Today, German scientists reported an odd twist to the mutation story. At the eighth annual retrovirus meeting here, they reported evidence suggesting that the mutation could have a negative effect for people infected with the hepatitis C virus, which causes potentially fatal liver disease.

Further research is needed. But the findings could have potential importance in the epidemiology of hepatitis C infections and the development of anti-H.I.V. drugs directed at the mutation, Dr. Rainer Woitas, the head of the German team from the University of Bonn, said in an interview.

The mutation involves the deletion of part of a gene on the surface of cells. The gene, CCR5, is one of the major receptor sites for the entry of H.I.V.

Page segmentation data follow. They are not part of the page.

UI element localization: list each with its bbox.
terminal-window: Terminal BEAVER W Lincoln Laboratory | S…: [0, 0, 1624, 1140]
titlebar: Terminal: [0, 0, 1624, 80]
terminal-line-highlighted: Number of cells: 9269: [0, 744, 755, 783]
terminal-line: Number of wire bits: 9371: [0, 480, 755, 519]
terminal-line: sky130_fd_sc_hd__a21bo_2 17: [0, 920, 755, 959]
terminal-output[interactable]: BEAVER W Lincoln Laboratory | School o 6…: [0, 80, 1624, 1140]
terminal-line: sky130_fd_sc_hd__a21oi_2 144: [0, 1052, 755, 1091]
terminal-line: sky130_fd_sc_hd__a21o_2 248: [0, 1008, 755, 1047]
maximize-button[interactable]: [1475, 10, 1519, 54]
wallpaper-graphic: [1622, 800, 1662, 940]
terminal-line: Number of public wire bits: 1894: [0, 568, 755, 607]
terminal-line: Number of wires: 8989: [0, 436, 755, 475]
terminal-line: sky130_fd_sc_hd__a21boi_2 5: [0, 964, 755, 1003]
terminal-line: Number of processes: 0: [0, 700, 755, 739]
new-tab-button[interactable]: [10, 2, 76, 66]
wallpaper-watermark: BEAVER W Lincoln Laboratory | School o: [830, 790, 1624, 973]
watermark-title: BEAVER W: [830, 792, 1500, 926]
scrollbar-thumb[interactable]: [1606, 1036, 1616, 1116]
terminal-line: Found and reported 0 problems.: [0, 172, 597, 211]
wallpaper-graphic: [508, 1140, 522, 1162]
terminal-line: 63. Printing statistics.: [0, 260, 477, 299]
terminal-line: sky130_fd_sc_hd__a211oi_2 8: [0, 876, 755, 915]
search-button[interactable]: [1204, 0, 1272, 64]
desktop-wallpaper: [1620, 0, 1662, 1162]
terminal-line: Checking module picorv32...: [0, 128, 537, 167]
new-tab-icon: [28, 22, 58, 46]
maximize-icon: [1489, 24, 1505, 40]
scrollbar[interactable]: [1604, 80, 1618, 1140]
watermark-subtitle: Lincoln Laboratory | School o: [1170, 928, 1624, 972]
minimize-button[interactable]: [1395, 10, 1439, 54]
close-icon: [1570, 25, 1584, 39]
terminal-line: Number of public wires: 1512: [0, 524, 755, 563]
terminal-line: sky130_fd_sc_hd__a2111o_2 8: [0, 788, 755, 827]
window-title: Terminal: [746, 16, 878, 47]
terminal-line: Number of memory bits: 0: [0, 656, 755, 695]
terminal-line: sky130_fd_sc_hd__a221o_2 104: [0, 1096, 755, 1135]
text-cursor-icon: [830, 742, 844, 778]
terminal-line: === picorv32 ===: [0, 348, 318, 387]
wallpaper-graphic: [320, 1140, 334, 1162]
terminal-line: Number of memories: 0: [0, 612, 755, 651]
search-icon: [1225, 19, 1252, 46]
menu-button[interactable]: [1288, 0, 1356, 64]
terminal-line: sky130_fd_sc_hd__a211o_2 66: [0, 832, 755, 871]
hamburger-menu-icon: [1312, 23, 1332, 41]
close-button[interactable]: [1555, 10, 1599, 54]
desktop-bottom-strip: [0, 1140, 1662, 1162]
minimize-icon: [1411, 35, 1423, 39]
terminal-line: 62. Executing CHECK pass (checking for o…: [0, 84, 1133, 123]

About 1 percent of Caucasians inherit a double dose of the mutation that usually confers resistance to H.I.V. infection. People who inherit only one dose of the mutation and become H.I.V.-infected often take about two years longer to develop AIDS than infected people without the mutation.

Dr. Woitas, a specialist in internal medicine with a long interest in hepatitis C, came to his findings in an unusual way. After other scientists in the United States and Europe discovered the mutation's effect in H.I.V. in 1996, Dr. Woitas theorized that the mutation might also play a role in hepatitis C.

So he and his colleagues conducted tests to determine the frequency of the mutation among four groups. One group of 153 people had the hepatitis C virus only. A second group of 102 people had H.I.V. only. A third group of 130 people had both infections. A fourth group of 102 people were blood donors with no known infections who were included for purposes of a scientific control.

Dr. Woitas's team confirmed the finding that the double dose form of the mutation protected against H.I.V. infection. But 12 of the 153, or 7.8 percent, in the hepatitis-C-only group had the mutation, and statistical tests showed it was three times more common than expected.

People with the mutation also had levels of hepatitis C virus in their blood about four times higher than in those without the mutation.

People with higher levels of a virus in the blood often fare worse than those with lower levels. But because the German studies were not developed to measure outcomes, Dr. Woitas said that additional studies were needed to document whether people with the mutation fared worse, and that they were under way.

Dr. Woitas theorized that the mutation interfered with the immune system in some unknown way to have an adverse effect on hepatitis C and the protective effect on H.I.V.

The study also led Dr. Woitas to speculate that the immune system might in some cases successfully defend against the hepatitis C virus and lose the antibodies. If so, he said, scientists would need to develop a new test to determine who had been infected with hepatitis C, since current tests screen for the infection by using antibodies to the virus.

Dr. David Ho, the head of the Aaron Diamond AIDS Research Center in Manhattan, said that if an experimental drug was developed to counter the mutation and tested in humans, scientists would have to screen for hepatitis C infection among the recipients to avoid possibly worsening the liver infection.

The Centers for Disease Control and Prevention also announced a campaign developed to "break the back" of the AIDS epidemic by cutting the number of new infections in half by 2005, largely by identifying Americans who carry H.I.V. but do not know it.

The effort, announced today, is based on the fact that most AIDS infections are spread by people who do not realize they have H.I.V.

The agency believes that if these people knew they were infected, they would be more careful to protect others, and they would also take AIDS drugs that would probably make them less likely to transmit the virus.